Dans le but d’assurer la pérennité du partage d’information, le matériel d'apprentissage développé par l’équipe de M. Chorfi a été confié aux agents de la région à l’issue de la mission. « Nous avons légué le matériel aux agents sur place, qui connaissent très bien la ville et les villages. Ainsi, ils peuvent poursuivre le travail d’éducation ». 

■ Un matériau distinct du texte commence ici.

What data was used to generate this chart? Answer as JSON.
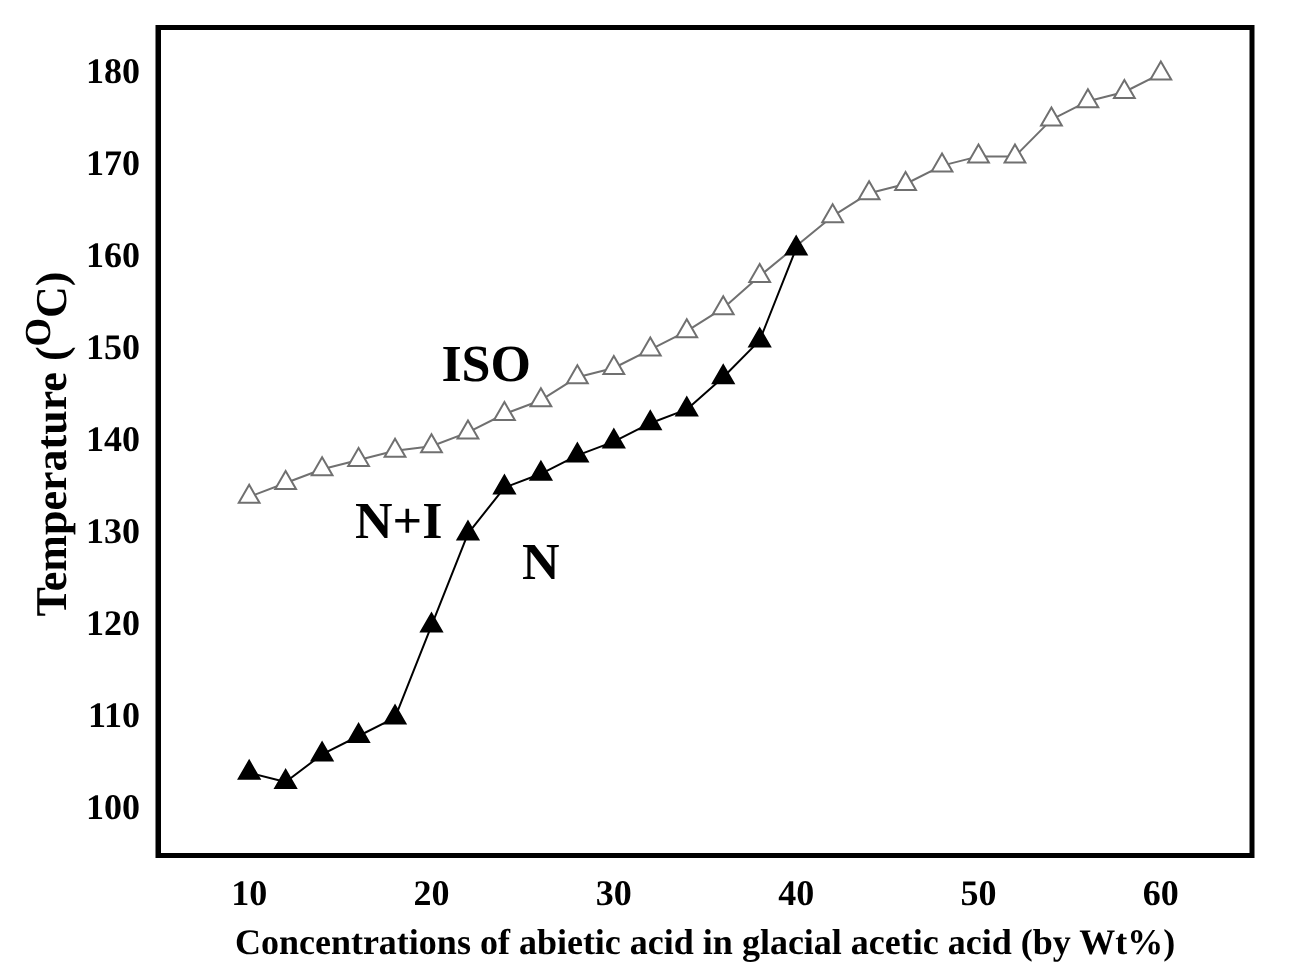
{
  "chart_data": {
    "type": "line",
    "xlabel": "Concentrations of abietic acid in glacial acetic acid (by Wt%)",
    "ylabel": "Temperature ($^{O}$C)",
    "xlim": [
      5,
      65
    ],
    "xticks": [
      10,
      20,
      30,
      40,
      50,
      60
    ],
    "ylim": [
      95,
      185
    ],
    "yticks": [
      100,
      110,
      120,
      130,
      140,
      150,
      160,
      170,
      180
    ],
    "grid": false,
    "legend": false,
    "marker": "triangle",
    "line_style": "solid",
    "series": [
      {
        "color": "#707070",
        "x": [
          10,
          12,
          14,
          16,
          18,
          20,
          22,
          24,
          26,
          28,
          30,
          32,
          34,
          36,
          38,
          40,
          42,
          44,
          46,
          48,
          50,
          52,
          54,
          56,
          58,
          60
        ],
        "values": [
          134,
          135.5,
          137,
          138,
          139,
          139.5,
          141,
          143,
          144.5,
          147,
          148,
          150,
          152,
          154.5,
          158,
          null,
          164.5,
          167,
          168,
          170,
          171,
          171,
          175,
          177,
          178,
          180
        ]
      },
      {
        "color": "#000000",
        "x": [
          10,
          12,
          14,
          16,
          18,
          20,
          22,
          24,
          26,
          28,
          30,
          32,
          34,
          36,
          38,
          40
        ],
        "values": [
          104,
          103,
          106,
          108,
          110,
          120,
          130,
          135,
          136.5,
          138.5,
          140,
          142,
          143.5,
          147,
          151,
          161
        ]
      }
    ],
    "annotations": [
      "ISO",
      "N+I",
      "N"
    ]
  }
}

Ce projet de mission a donné l’occasion aux étudiantes et aux étudiants participants d’être exposés à un tout autre type de pratique. « C'est un peu ça l'objectif, de relativiser ce qu'ils ont ici, par rapport au reste du monde ». Cette mission met en perspective des différences culturelles, mais aussi des écarts de développement. Cécile Aenishaenslin ajoute : « Ce stage a permis aux étudiants et aux étudiantes du doctorat en médecine vétérinaire de s’initier aux enjeux et à la pratique de la médecine vétérinaire dans un contexte de développement international. Il a pour but de les sensibiliser aux enjeux de la mondialisation, aux inégalités sociales et au développement international, qui sont d’intérêt pour le bien-être et la santé animale et humaine. Cette expérience a contribué à développer leurs compétences pour faire face à ces enjeux dans leur pratique de la médecine vétérinaire, autant au Canada qu’à l’international ».

Un tel projet a permis de présenter une autre facette de la pratique de la médecine vétérinaire. M. Chorfi mentionne que la carrière de médecin vétérinaire dans un pays en voie de développement peut être bien différente de celle proposée ici. « C’est une autre philosophie, ce sont d’autres objectifs. Le vétérinaire devient un agent de développement plutôt qu’un vétérinaire de soins. Il est à la fois vétérinaire, agent de développement, il possède des notions d’agronomie et des connaissances en médecine humaine ». C’est une perspective de carrière qui s’inscrit dans l’esprit « d’Une seule santé ». Ce concept prône en effet que la santé animale et la santé humaine sont interdépendantes et liées à celle des écosystèmes sur le globe. 

Pour M. Chorfi, l’une des plus belles récompenses liées à ce type de mission est de constater que le transfert de connaissances a porté ses fruits. « Quand tu reviens l’année d’après et que tu rencontres l’une des femmes du village à qui tu as fait une démonstration et qui possède maintenant son propre élevage et en retire des bénéfices, c’est une grande satisfaction. Je sais qu’il y a un impact positif sur sa famille ».